Ashes To Ashes, Dust To Diamonds — “Eterneva” Is Turning Cremains Into Jewelry

By Andrew Sheeler The Tribune (San Luis Obispo, Calif.)

WWR Article Summary (tl;dr) "Eterneva" turns the ashes of friends, family members or even pets into diamonds.

The Tribune (San Luis Obispo, Calif.)

Death might mean the end of life, but that doesn't mean the end of choices: Will you be buried? Cremated? Donated to science? How about having your ashes turned into a diamond?

San Luis Obispo's own Adelle Archer, 27, who was recently named part of Inc.'s 2018 "30 Under 30" list of Rising Star entrepreneurs, says that not only do diamonds last a lot longer than ashes in an urn, but they give families a new way to celebrate a loved one's life from generation to generation.

And indeed, many seem to agree with Archer -- the company she co-founded, Eterneva, generated $280,000 in sales in the fourth quarter of 2017 and projects $2 million in sales for 2018.

Not bad for the SLO High grad, who said she was "honored and excited to represent my hometown."

But how does one get into the ashes-to-diamonds business?

After graduating from McGill University in Montreal, Archer said she had big plans.

"I've just always been impact-driven and wanting to do something that's bigger than myself," she said. "I thought originally it would be through politics."

But Washington, D.C., culture left Archer feeling burned out and looking for a change, and so she "pivoted out of politics," she said.

At 24, Archer decided to get an MBA, and after an intense nine-month curriculum, graduated from the Acton School of Business in Austin, Texas.

While working for a variety of tech companies, Archer said she began honing her "online marketing chops."

It was in that endeavor that she met Tracey Kaufman, a mentor who took Archer under her wing. The two became very close.

"She was just amazing," Archer said. "It's a really rare thing to have a mentor that's so invested in you. ... It was really something special."

But then Kaufman, who started experiencing back pain, was diagnosed with Stage IV pancreatic cancer. Kaufman died in 2015.

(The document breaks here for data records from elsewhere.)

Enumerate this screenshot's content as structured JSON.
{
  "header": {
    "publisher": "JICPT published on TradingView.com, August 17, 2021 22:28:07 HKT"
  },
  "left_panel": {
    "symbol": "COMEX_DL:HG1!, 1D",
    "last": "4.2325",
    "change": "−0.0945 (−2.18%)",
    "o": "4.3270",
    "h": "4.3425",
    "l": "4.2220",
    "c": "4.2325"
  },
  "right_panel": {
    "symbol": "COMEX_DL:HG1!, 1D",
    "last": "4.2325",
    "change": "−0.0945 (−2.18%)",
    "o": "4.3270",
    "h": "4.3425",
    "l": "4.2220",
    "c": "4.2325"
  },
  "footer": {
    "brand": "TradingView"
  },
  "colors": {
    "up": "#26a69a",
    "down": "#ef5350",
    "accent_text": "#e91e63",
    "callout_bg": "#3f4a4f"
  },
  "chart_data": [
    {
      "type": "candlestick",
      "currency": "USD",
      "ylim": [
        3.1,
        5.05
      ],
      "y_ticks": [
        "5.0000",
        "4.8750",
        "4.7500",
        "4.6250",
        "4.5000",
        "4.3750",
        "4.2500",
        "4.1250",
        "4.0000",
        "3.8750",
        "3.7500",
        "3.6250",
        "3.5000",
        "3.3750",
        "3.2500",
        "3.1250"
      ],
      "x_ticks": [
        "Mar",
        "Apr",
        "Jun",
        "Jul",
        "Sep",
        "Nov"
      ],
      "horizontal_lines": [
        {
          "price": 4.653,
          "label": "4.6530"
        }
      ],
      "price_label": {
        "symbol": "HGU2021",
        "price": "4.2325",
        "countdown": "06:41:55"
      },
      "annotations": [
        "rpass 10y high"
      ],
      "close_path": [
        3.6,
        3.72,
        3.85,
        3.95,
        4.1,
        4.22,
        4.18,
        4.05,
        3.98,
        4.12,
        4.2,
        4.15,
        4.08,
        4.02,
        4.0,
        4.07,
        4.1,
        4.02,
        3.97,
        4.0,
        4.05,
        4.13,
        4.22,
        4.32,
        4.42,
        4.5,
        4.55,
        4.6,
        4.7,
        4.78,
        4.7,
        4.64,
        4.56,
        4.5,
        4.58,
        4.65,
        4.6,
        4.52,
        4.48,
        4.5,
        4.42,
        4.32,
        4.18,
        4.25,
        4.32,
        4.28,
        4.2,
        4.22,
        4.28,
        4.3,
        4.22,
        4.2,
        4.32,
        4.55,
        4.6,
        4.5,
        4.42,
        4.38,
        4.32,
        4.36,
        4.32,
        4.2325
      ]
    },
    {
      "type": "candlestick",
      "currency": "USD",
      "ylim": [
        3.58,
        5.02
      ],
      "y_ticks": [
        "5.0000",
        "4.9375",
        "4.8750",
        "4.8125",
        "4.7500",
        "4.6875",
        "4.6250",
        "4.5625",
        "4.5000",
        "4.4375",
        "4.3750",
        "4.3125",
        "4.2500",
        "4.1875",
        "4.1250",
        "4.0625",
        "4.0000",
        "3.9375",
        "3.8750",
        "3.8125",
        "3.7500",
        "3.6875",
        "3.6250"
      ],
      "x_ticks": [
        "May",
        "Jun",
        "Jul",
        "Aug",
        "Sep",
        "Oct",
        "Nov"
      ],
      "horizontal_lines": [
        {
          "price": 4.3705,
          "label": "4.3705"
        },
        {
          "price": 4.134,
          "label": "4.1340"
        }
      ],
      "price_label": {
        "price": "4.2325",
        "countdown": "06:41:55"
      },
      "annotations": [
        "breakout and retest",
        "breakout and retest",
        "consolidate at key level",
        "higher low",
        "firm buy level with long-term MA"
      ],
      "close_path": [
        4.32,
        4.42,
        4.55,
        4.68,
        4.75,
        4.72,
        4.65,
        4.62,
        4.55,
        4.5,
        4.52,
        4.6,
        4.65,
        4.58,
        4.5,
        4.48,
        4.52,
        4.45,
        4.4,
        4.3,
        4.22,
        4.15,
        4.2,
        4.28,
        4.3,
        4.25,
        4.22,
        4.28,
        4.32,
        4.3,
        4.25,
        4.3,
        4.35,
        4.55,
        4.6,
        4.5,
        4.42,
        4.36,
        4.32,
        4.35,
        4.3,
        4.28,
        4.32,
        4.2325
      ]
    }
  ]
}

Archer had been so close to Kaufman that, when she died, Kaufman's family entrusted Archer with some of her ashes.

She said serendipity struck when she was doing research on options for cremated remains.

"As (I was) exploring lab-grown diamonds, that was when Tracey passes," Archer said.

Thus was born Eterneva, which turns the ashes of friends, family members or even pets into diamonds; while traditional clear diamonds are an option, with a little bit of nitrogen or boron, Eterneva can create yellow or blue diamonds. Add some radiation to the mix, and red, pink, green, black and purple all become possibilities.

Archer said she is in the process of turning Kaufman's cremains into a black diamond.

Archer was motivated to create the business in part by frustration with the "death industry" and the lack of options.

"Literally you have an urn and a casket and nothing's changed in a hundred years," she said. "Nothing felt significant enough or special enough for (Kaufman)."

Archer said she wants to offer something with Eterneva that people can't get from traditional funeral homes. "There are lots of wonderful funeral directors, but I would say overall the death industry does it wrong," she said. "We're not in the death industry. We're in the 'life well-lived' industry."

From the beginning, Archer said her five-person team makes it a priority to learn about the life they are immortalizing in diamond.

"From the day that (the family) talk(s) to us, we want to know who their loved one is," she said.

While the length of time varies, Archer said that on average, the process of turning ashes into diamond takes about eight months. First, the family sends the ashes to Eterneva using a collection kit provided. Between a half a cup and a cup of ashes is enough.

"Anything we don't use we always return at the end of the process," she said.

The ashes then travel from Eterneva's office in Austin to a diamond-growing facility in Amsterdam, then to a diamond cutter in Antwerp. Finally, the diamond is sent back to Eterneva, where it is set in jewelry and delivered to the family.

Given that it involves diamonds, the process is not cheap. Archer said diamonds can cost between $2,400 and $16,000, depending on the size, cut and color.

"It's something you do for somebody really incredible and amazing," she said.

Archer said that a diamond can become a beloved keepsake, something that can be passed down between generations in a way that ashes can't.

"The thing about ashes is they don't last beyond a generation," she said. "They sit in a closet, and they're kind of a burden."

Archer said her business helps to "celebrate those incredible people and make sure they're not forgotten."